While at AT&T Bell Laboratories (1987-1989), he conceptualized and led the development of an add-on feature to Dynamic Non-Hierarchical Routing (DNHR), called Facility Diverse
Routing (FDR) that took a snapshot of the transport network in determining alternate call routing orders
for DNHR so that routes can be diverse---this was done so that in case of a failure, call routing can still
find alternate routes that survived. The FDR feature was deployed in AT&T's long-distance network and
he received an Individual Performance Award at AT&T Bell Laboratories in March 1989 for this
work.

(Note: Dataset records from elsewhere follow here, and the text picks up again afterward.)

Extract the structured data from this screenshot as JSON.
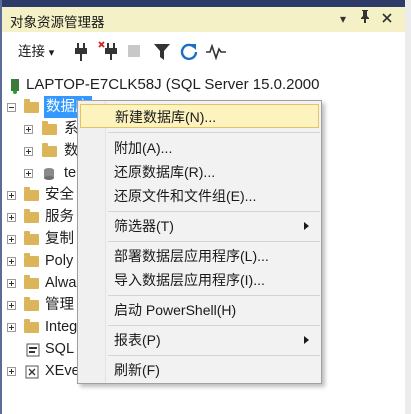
{
  "panel": {
    "title": "对象资源管理器",
    "buttons": {
      "dropdown": "▾",
      "pin": "⊣",
      "close": "✕"
    }
  },
  "toolbar": {
    "connect_label": "连接",
    "connect_arrow": "▾"
  },
  "tree": {
    "server": "LAPTOP-E7CLK58J (SQL Server 15.0.2000",
    "databases": "数据库",
    "db_children": [
      "系",
      "数",
      "te"
    ],
    "nodes": [
      "安全",
      "服务",
      "复制",
      "Poly",
      "Alwa",
      "管理",
      "Integ",
      "SQL",
      "XEve"
    ]
  },
  "menu": {
    "items": [
      {
        "label": "新建数据库(N)...",
        "submenu": false
      },
      {
        "label": "附加(A)...",
        "submenu": false
      },
      {
        "label": "还原数据库(R)...",
        "submenu": false
      },
      {
        "label": "还原文件和文件组(E)...",
        "submenu": false
      },
      {
        "label": "筛选器(T)",
        "submenu": true
      },
      {
        "label": "部署数据层应用程序(L)...",
        "submenu": false
      },
      {
        "label": "导入数据层应用程序(I)...",
        "submenu": false
      },
      {
        "label": "启动 PowerShell(H)",
        "submenu": false
      },
      {
        "label": "报表(P)",
        "submenu": true
      },
      {
        "label": "刷新(F)",
        "submenu": false
      }
    ]
  },
  "colors": {
    "titlebar_bg": "#f3f1c5",
    "selection": "#3399ff",
    "menu_hover": "#fcf3be",
    "folder": "#dcb55b"
  }
}
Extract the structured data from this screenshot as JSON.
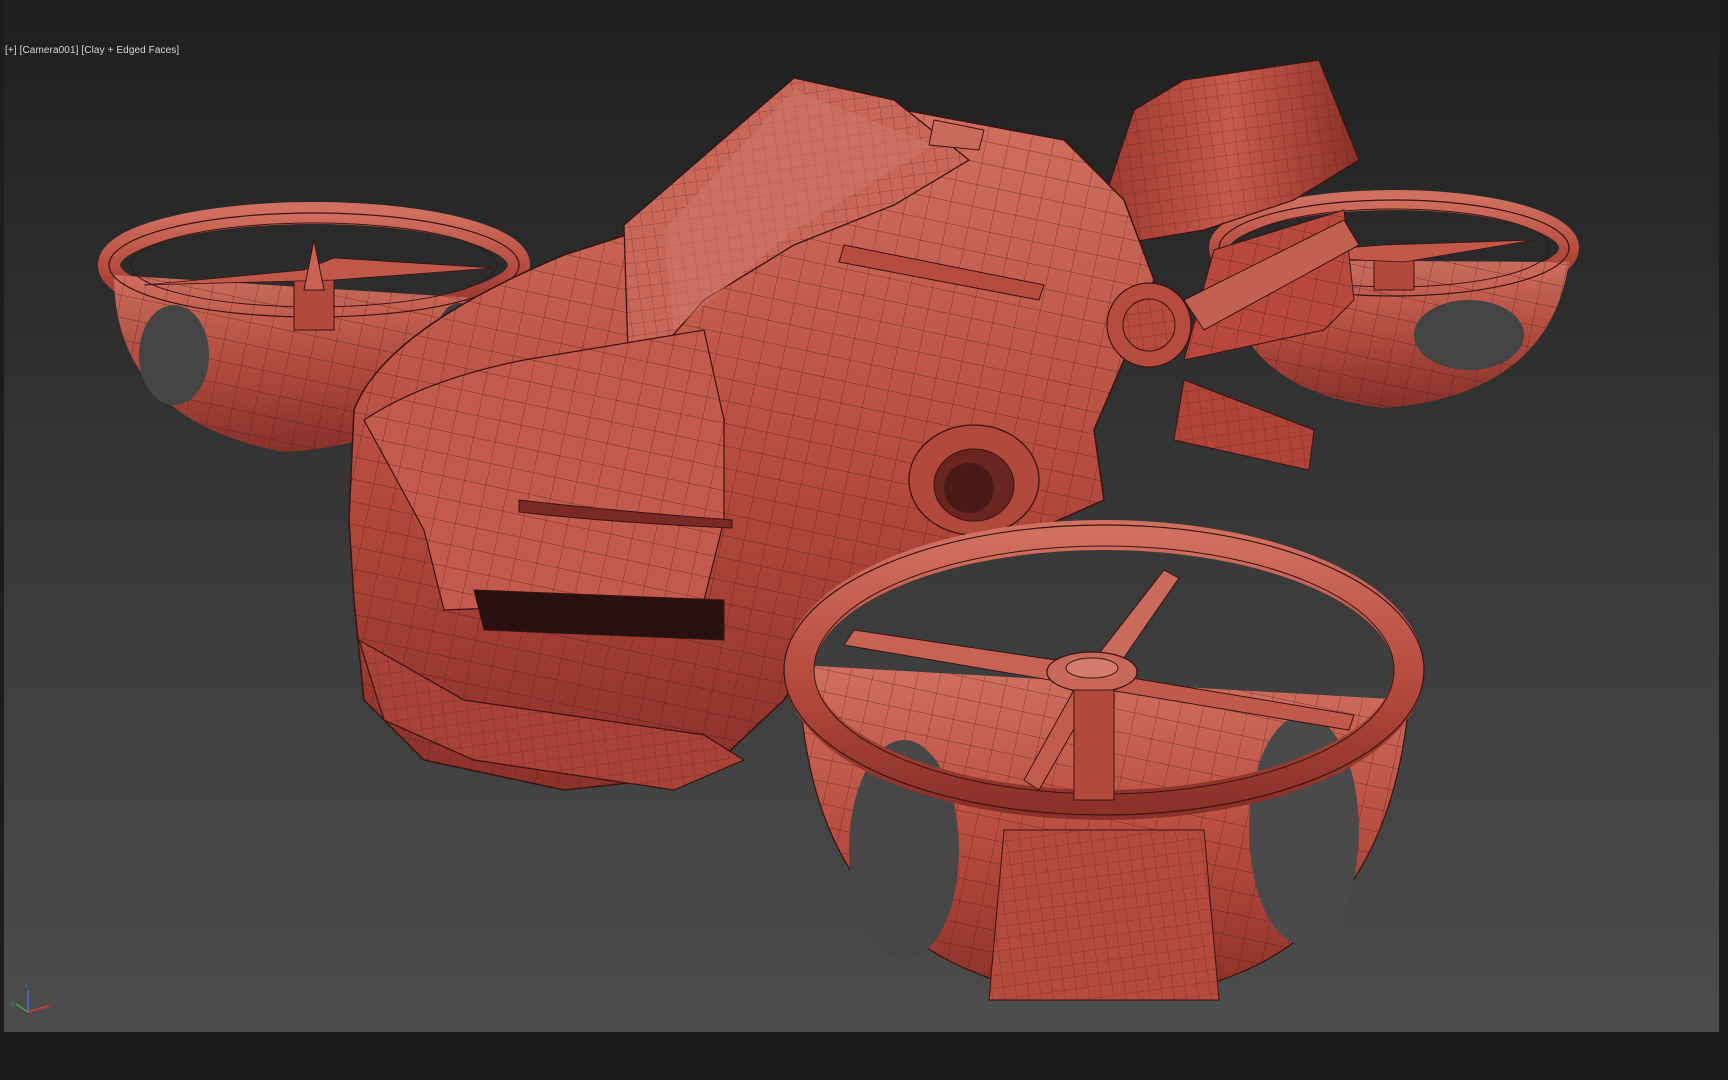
{
  "viewport": {
    "label": {
      "plus": "[+]",
      "camera": "[Camera001]",
      "shading": "[Clay + Edged Faces]"
    },
    "axis_gizmo": {
      "x_label": "x",
      "y_label": "y",
      "z_label": "z",
      "x_color": "#d03a2e",
      "y_color": "#3aa63a",
      "z_color": "#3f6fd8"
    }
  },
  "colors": {
    "clay": "#b8483d",
    "clay_light": "#cf6a5c",
    "clay_dark": "#7a2a24",
    "wire": "#3a1412"
  },
  "icons": {
    "axis_gizmo": "axis-tripod-icon"
  }
}
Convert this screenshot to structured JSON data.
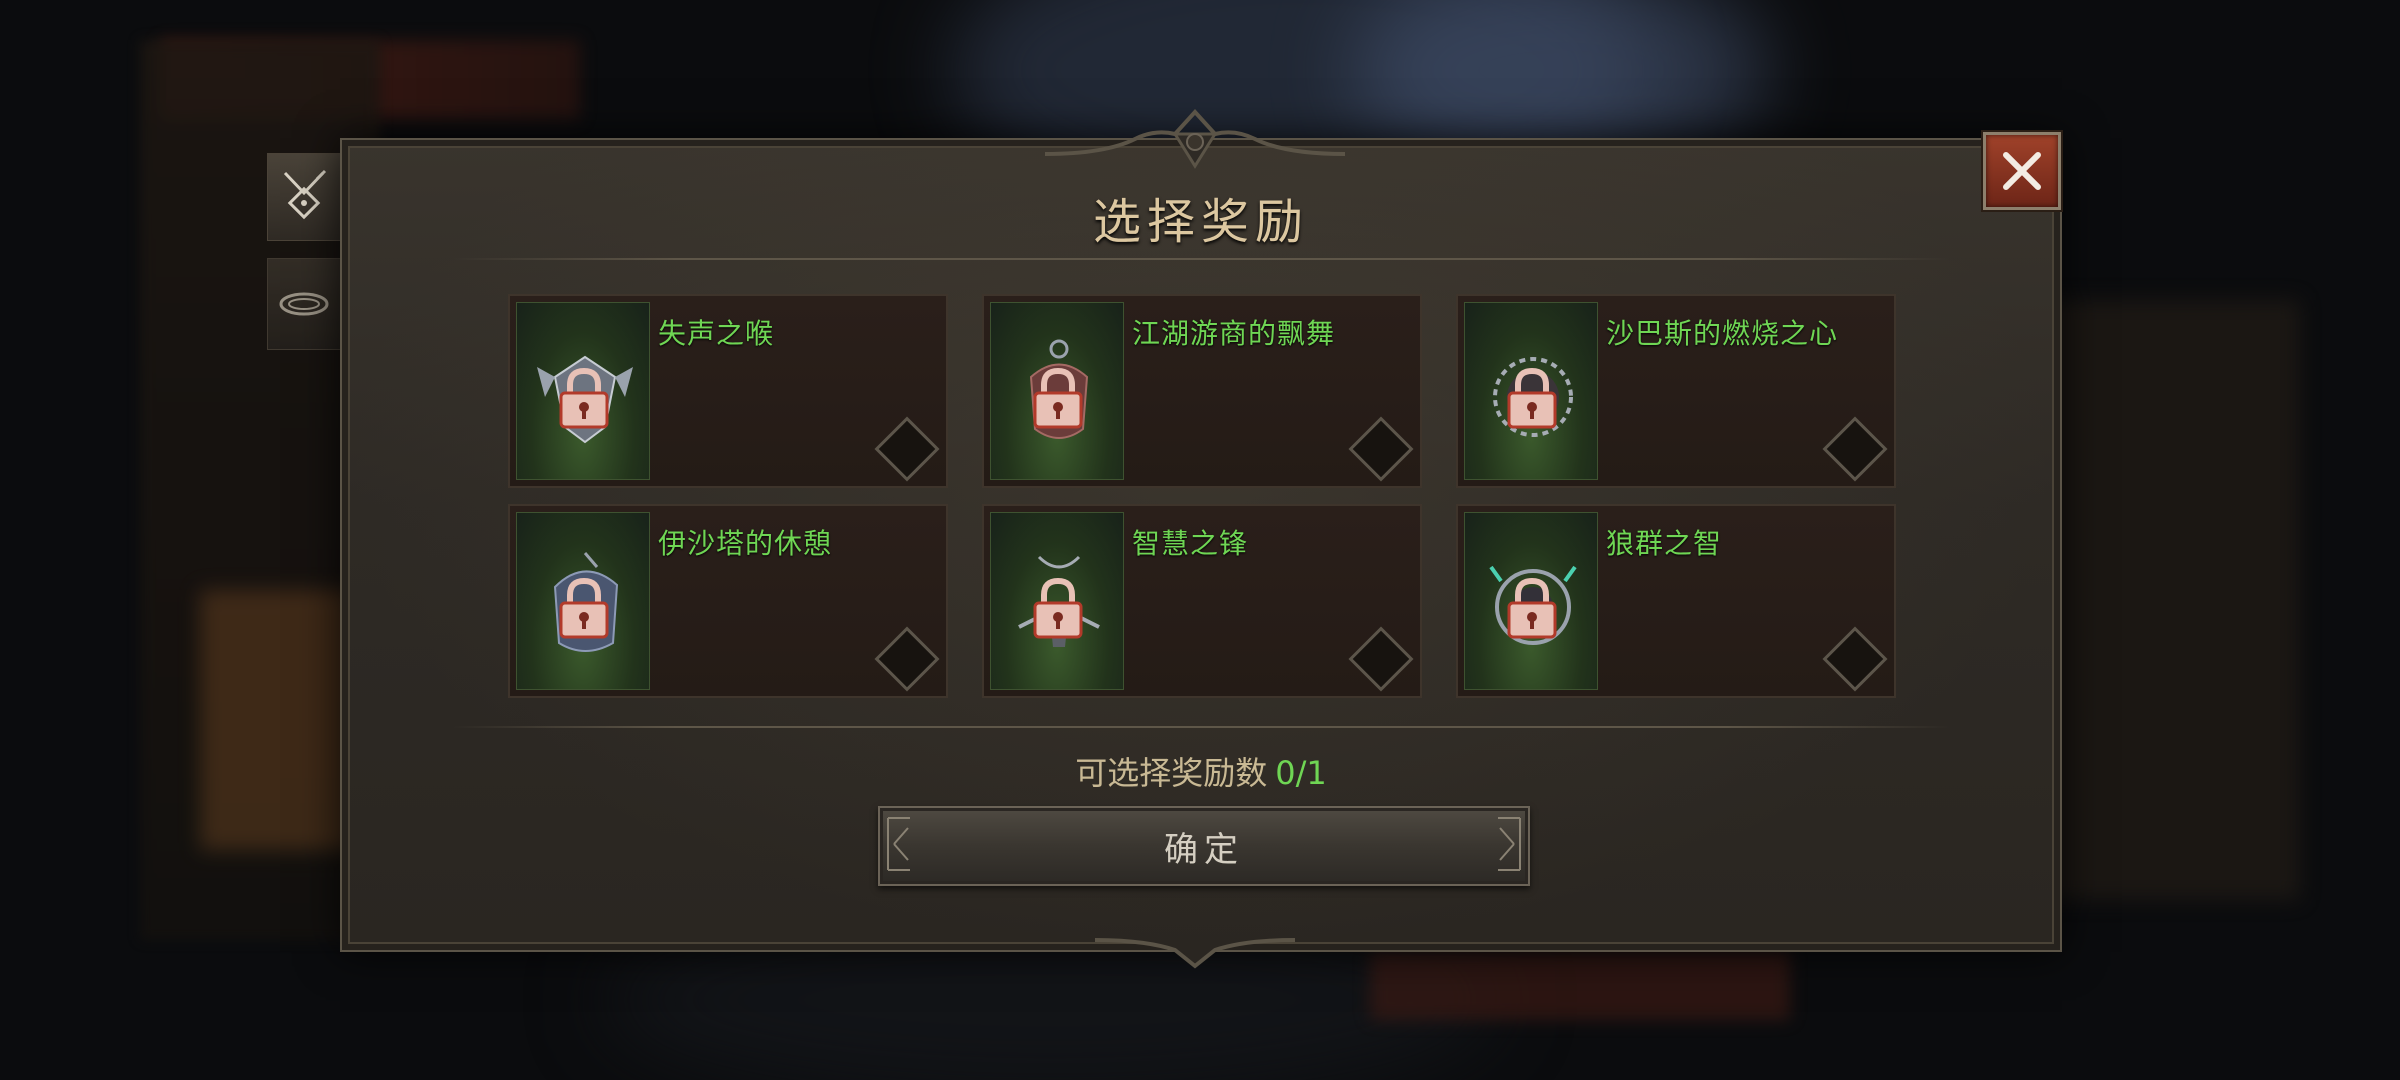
{
  "dialog": {
    "title": "选择奖励",
    "reward_count_label": "可选择奖励数",
    "reward_count_value": "0/1",
    "confirm_label": "确定"
  },
  "rewards": [
    {
      "name": "失声之喉",
      "icon": "wing-amulet-icon",
      "locked": true
    },
    {
      "name": "江湖游商的飘舞",
      "icon": "pouch-amulet-icon",
      "locked": true
    },
    {
      "name": "沙巴斯的燃烧之心",
      "icon": "thorn-heart-amulet-icon",
      "locked": true
    },
    {
      "name": "伊沙塔的休憩",
      "icon": "stone-amulet-icon",
      "locked": true
    },
    {
      "name": "智慧之锋",
      "icon": "chain-amulet-icon",
      "locked": true
    },
    {
      "name": "狼群之智",
      "icon": "ring-amulet-icon",
      "locked": true
    }
  ],
  "side_tabs": [
    {
      "icon": "amulet-icon",
      "active": true
    },
    {
      "icon": "ring-icon",
      "active": false
    }
  ],
  "colors": {
    "title": "#dcc7a0",
    "item_name_green": "#6fd654",
    "close_button": "#a0422a",
    "lock": "#e8c1b6"
  }
}
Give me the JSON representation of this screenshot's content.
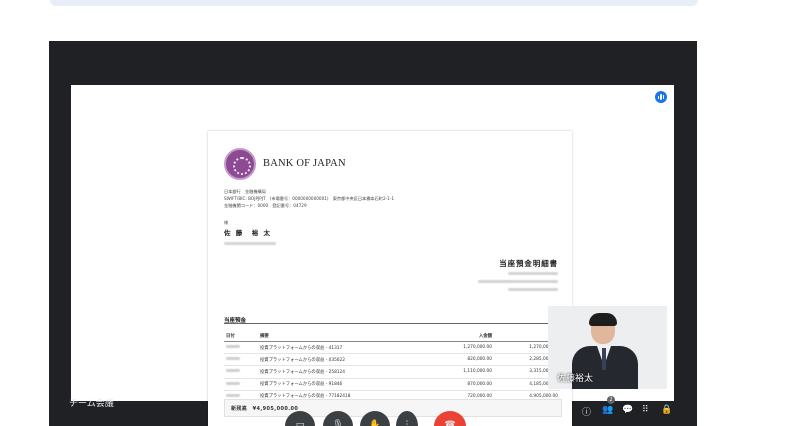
{
  "meeting": {
    "name": "チーム会議",
    "participant_count": "2"
  },
  "self_tile": {
    "name": "佐藤裕太"
  },
  "document": {
    "logo_text": "BANK OF JAPAN",
    "issuer_line1": "日本銀行　金融機構局",
    "issuer_line2": "SWIFT/BIC: BOJPJPJT　(市場番号：0000000000001)　東京都中央区日本橋本石町2-1-1",
    "issuer_line3": "金融機関コード：0000　登記番号：04729",
    "honorific": "様",
    "recipient_name": "佐 藤　裕 太",
    "title": "当座預金明細書",
    "section_label": "当座預金",
    "table_headers": [
      "日付",
      "摘要",
      "入金額",
      "残高"
    ],
    "rows": [
      {
        "description": "投資プラットフォームからの収益 - 41317",
        "deposit": "1,270,000.00",
        "balance": "1,270,000.00"
      },
      {
        "description": "投資プラットフォームからの収益 - 035022",
        "deposit": "820,000.00",
        "balance": "2,285,000.00"
      },
      {
        "description": "投資プラットフォームからの収益 - 258124",
        "deposit": "1,110,000.00",
        "balance": "3,315,000.00"
      },
      {
        "description": "投資プラットフォームからの収益 - 91846",
        "deposit": "870,000.00",
        "balance": "4,185,000.00"
      },
      {
        "description": "投資プラットフォームからの収益 - 77182418",
        "deposit": "720,000.00",
        "balance": "4,905,000.00"
      }
    ],
    "balance_text": "新残高　¥4,905,000.00"
  },
  "icons": {
    "camera": "camera-icon",
    "mic": "mic-icon",
    "hand": "hand-icon",
    "more": "more-icon",
    "end_call": "end-call-icon",
    "info": "info-icon",
    "people": "people-icon",
    "chat": "chat-icon",
    "activities": "activities-icon",
    "lock": "lock-icon"
  },
  "colors": {
    "meet_bg": "#202124",
    "end_call": "#ea4335",
    "accent": "#1a73e8",
    "logo_purple": "#8b4a92"
  }
}
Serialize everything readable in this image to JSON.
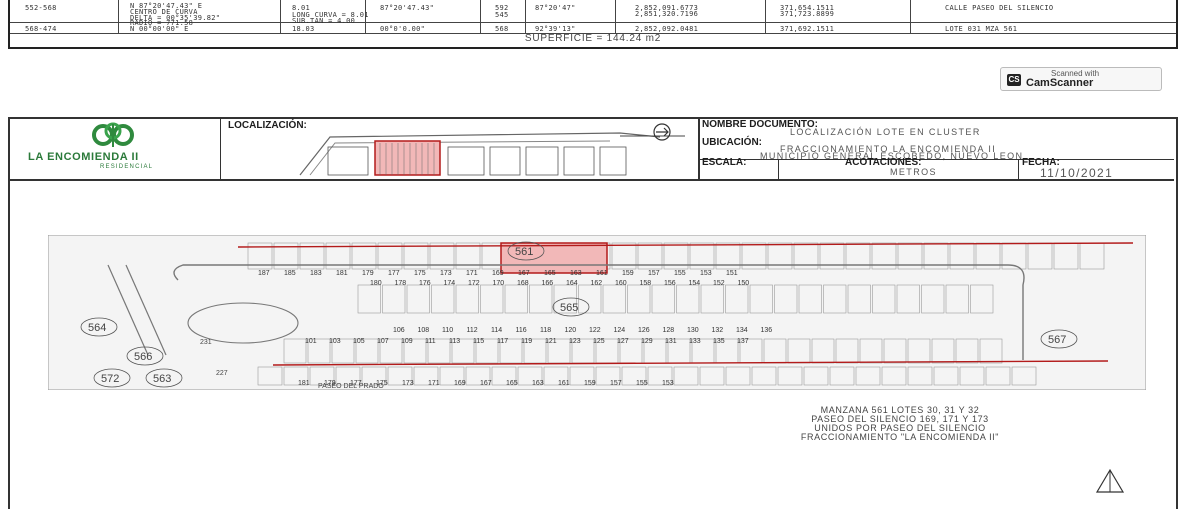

In addition, he is the recipient of following awards and honors:
UMKC Trustees Award for Excellence
in Teaching (1996), UMKC Faculty Performance Shares Award(2001),
the (first ever) Kansas City Star's Tech
50 list (2002), UMKC School of Computing & Engineering's Good Teaching Award (2005), 2004-2005 UMKC Trustees'
Faculty Fellow (award given to the most distinguished
faculty members at UMKC for a sustained nationally and internationally
recognized record of research and/or creativity), 2009 Outstanding Doctoral Faculty Award from UMKC's Inter-disciplinary doctoral students council, 2012 Chancellor's Award for Excellence in Graduate Mentoring (UMKC's highest honor to a faculty member annually with a long-established career at the University who has made significant contributions to higher education through exceptional mentoring of graduate students), and 2012 N.T. Veatch Award for Distinguished Research and Creative Activity (UMKC's highest research award given annually to a single faculty member).
With Michal Pioro, he co-authored the book,
Routing, Flow, and Capacity Design in Communication
and Computer Networks, published by Morgan Kaufmann
Publishers (an imprint of Elsevier), July 2004. His recent book with
Karthik Ramasamy is Network Routing: Algorithms, Protocols, and
Architectures (also published by Morgan Kaufmann), March 2007.